# Harvest



## Vernon.Miller (Apr 25, 2007)

I havent been able to get out and put many miles on. Curious what people are seeing for field harvest. With this drier weather, I would imagine the fields are coming off quite nicely.


----------



## Duckslayer100 (Apr 7, 2004)

I've been seeing a lot of beans getting harvested lately. Seems with the dry weather, the farmers are getting them while the getting is good. Maybe that means the corn is right around the corner?! One can only hope...


----------



## slough (Oct 12, 2003)

One farmer I know in Central ND is just finishing his wheat harvest today. Haven't seen any beans coming off in the areas I duck hunt yet, but I'm sure some have started. Warm dry weather is forecast for several days so that will help.


----------



## squeaks130 (Oct 6, 2007)

I know that I saw a couple bean feilds that were coming off back home when I was there last weekend. Farmers around there are loving this weather right now.


----------



## Dick Monson (Aug 12, 2002)

Bean harvest is moving west and north rappidly. There will some farmers finished here by mid-week. 10 day forecast is for good harvest weather but I think the corn will be standing for awhile to dry down.


----------



## Bug Guy (Jul 19, 2009)

Went through the corn looking for deer around the VC area and the bottom leaves on many of the stalks are still green. The tops are dry, but the cobs are holding lots of water. I don't see the corn being harvested for a while yet.


----------



## Nick Roehl (Mar 7, 2002)

Bean harvest is in full effect in my area. I haven't seen that many combines going in a long time as I have this weekend. Some corn is already coming down as well. Finally a year when the corn will be down early and the pheasant population is crap. Figures.


----------



## Vernon.Miller (Apr 25, 2007)

Was able to get out for a bit this earlier. Harvest is in full swing in the red river valley. From what I drove by, beans are almost done. Saw 1 field of corn picked (only 3-4 acres), but saw another 4-5 big fields either being opened up or being harvested. Didn't see anything for signs of birds though.  Saw some stuff that really made me sad. Farmers are using this weather to burn ditches and dig them deeper. So alot of the simple cover the birds would have had is disappearing...


----------



## Bagman (Oct 17, 2002)

80+ weather (in Oct) and no rain for nearly the last 2 months.

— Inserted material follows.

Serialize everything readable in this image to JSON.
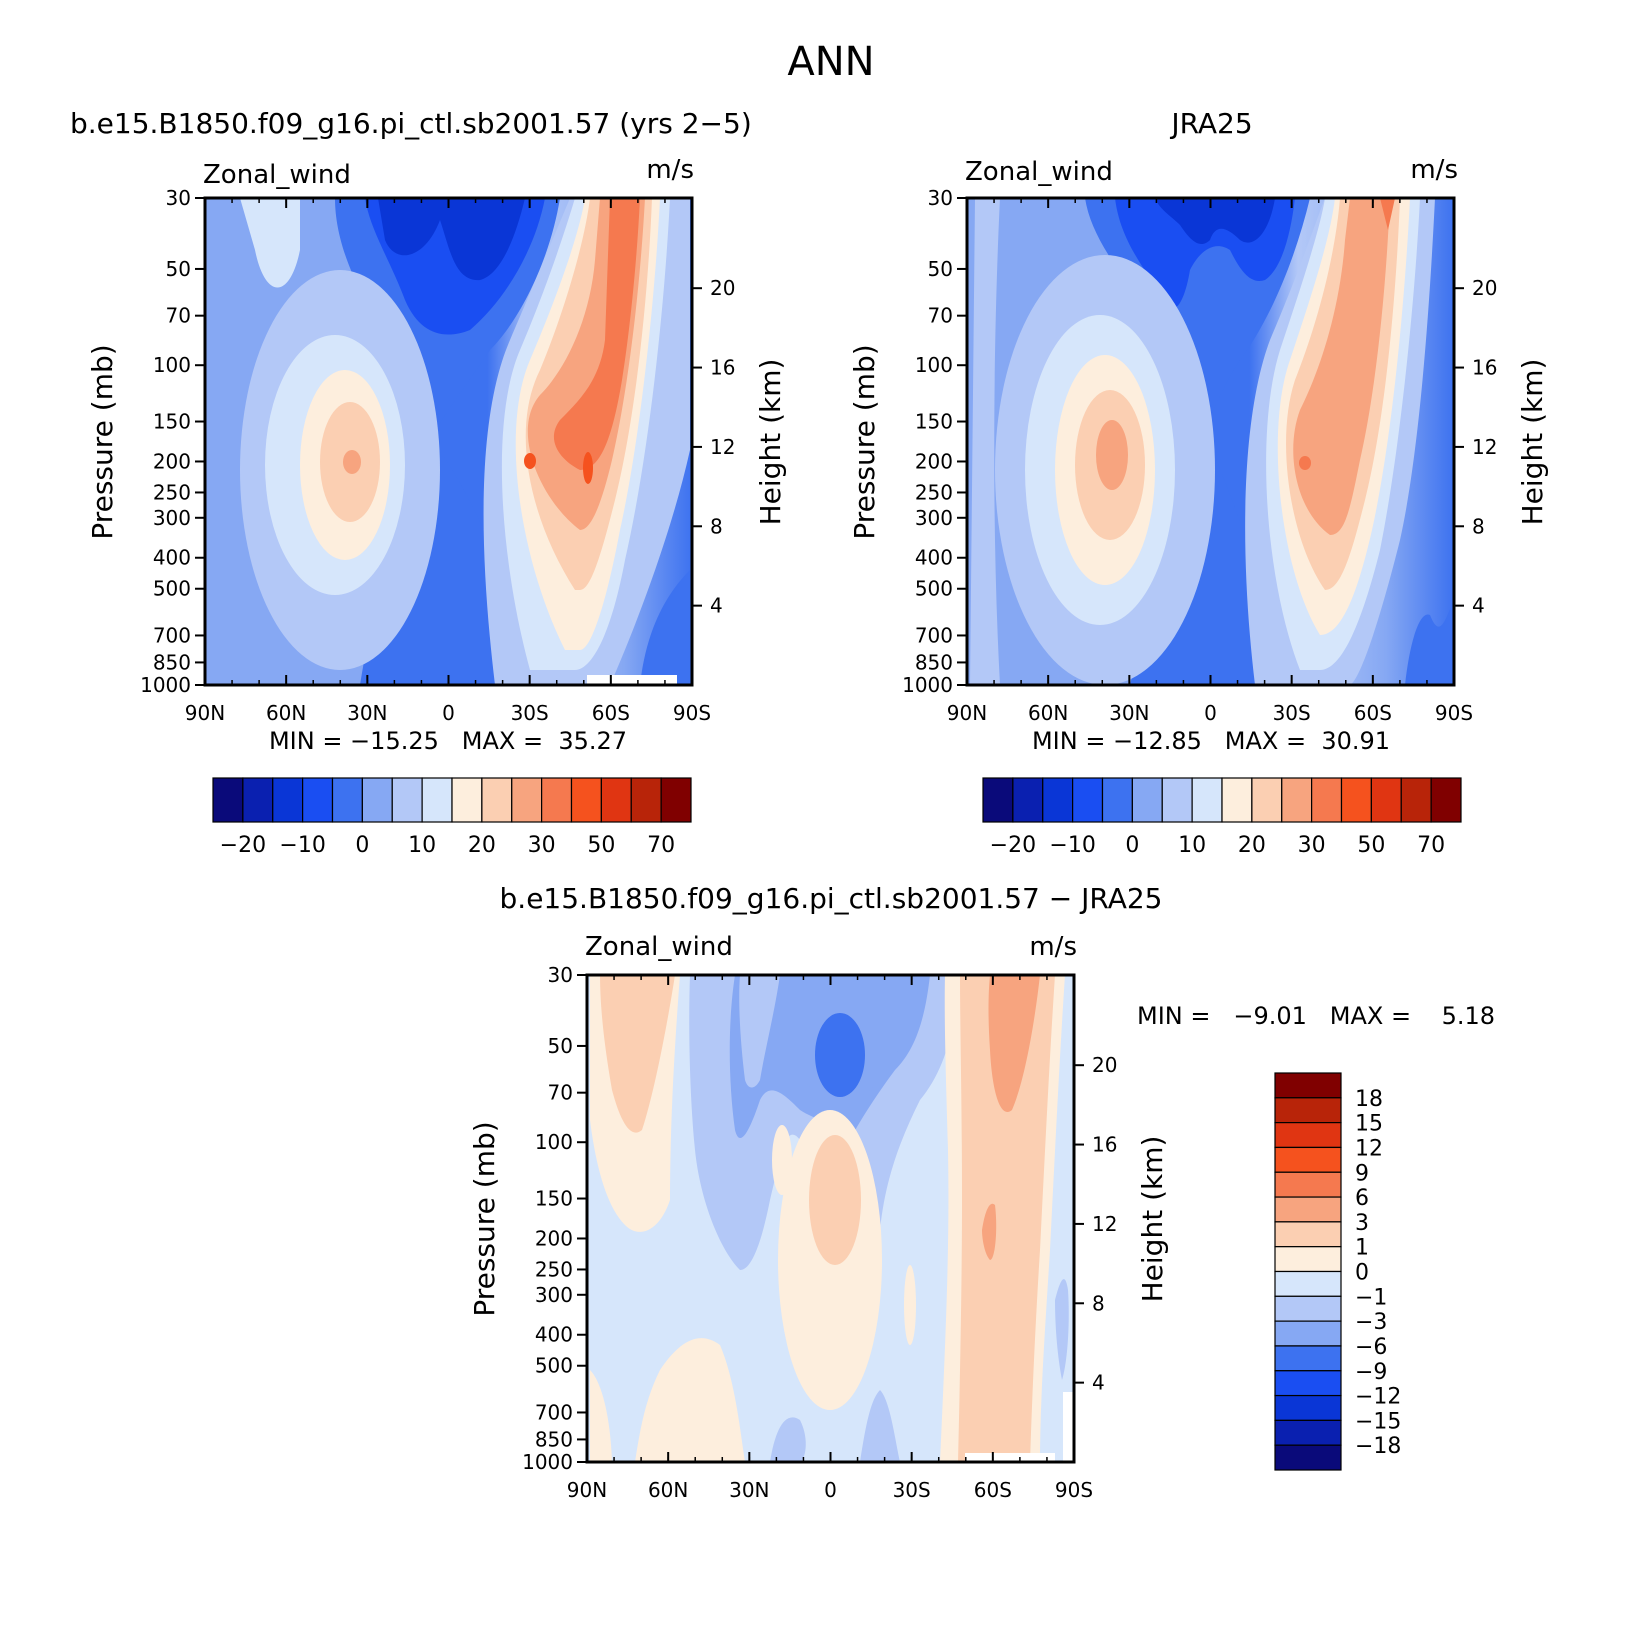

Will be a much earlier harvest than we have seen in years. Too bad the roosters are now virtually extinct.


----------



## slough (Oct 12, 2003)

Beans are going pretty fast in the Bismarck area. Saw a couple sunflower fields getting cut today as well. Only corn I've seen cut is a couple of silage chops. Some rain in the forecast starting Thursday so we'll see how that shakes out.


----------



## HUNTNFISHND (Mar 16, 2004)

Yeah with all of the crops coming off this fall combined with the loss of CRP, tree rows and alot of smaller sloughs drying and being burned off, the birds won't have much winter cover. We best hope for a milder winter then we have had recently or they will never rebound. Not that they ever will to the extent that we saw a few years ago, but it's looking more and more like the early 80's all over again! :eyeroll:


----------



## Duckslayer100 (Apr 7, 2004)

HUNTNFISHND said:


> Yeah with all of the crops coming off this fall combined with the loss of CRP, tree rows and alot of smaller sloughs drying and being burned off, the birds won't have much winter cover. We best hope for a milder winter then we have had recently or they will never rebound. Not that they ever will to the extent that we saw a few years ago, but it's looking more and more like the early 80's all over again! :eyeroll:


Got that right. Might as well get the critters while the getting is good...gonna be a heckuva lot tougher in the not to distant future...


----------



## D_Hage (Nov 10, 2004)

We've seen guys getting in to the corn already.


----------



## Dick Monson (Aug 12, 2002)

I visited with a couple guys that combined Friday. The corn was 15-19% moisture so they'll be rolling when the rain is over and the ground dries a bit. Saw a few fields today that hadn't froze all the way to the bottom too. They may take longer.


----------



## bigbrad123 (Dec 22, 2005)

Hunted in central ND this weekend. Still lots of standing crop. Not much corn or flowers going down (a spordaic field here or there). However, here in the East, I noticed quite a few guys going on corn already, but probably only within the last couple of days though. Most of the beans are gone. I'm sure this rain will slow things up for a few days here in the East. Central ND got more rain, so it will definitely slow things down there. Some some fields in that were still kind of green and not even close.


----------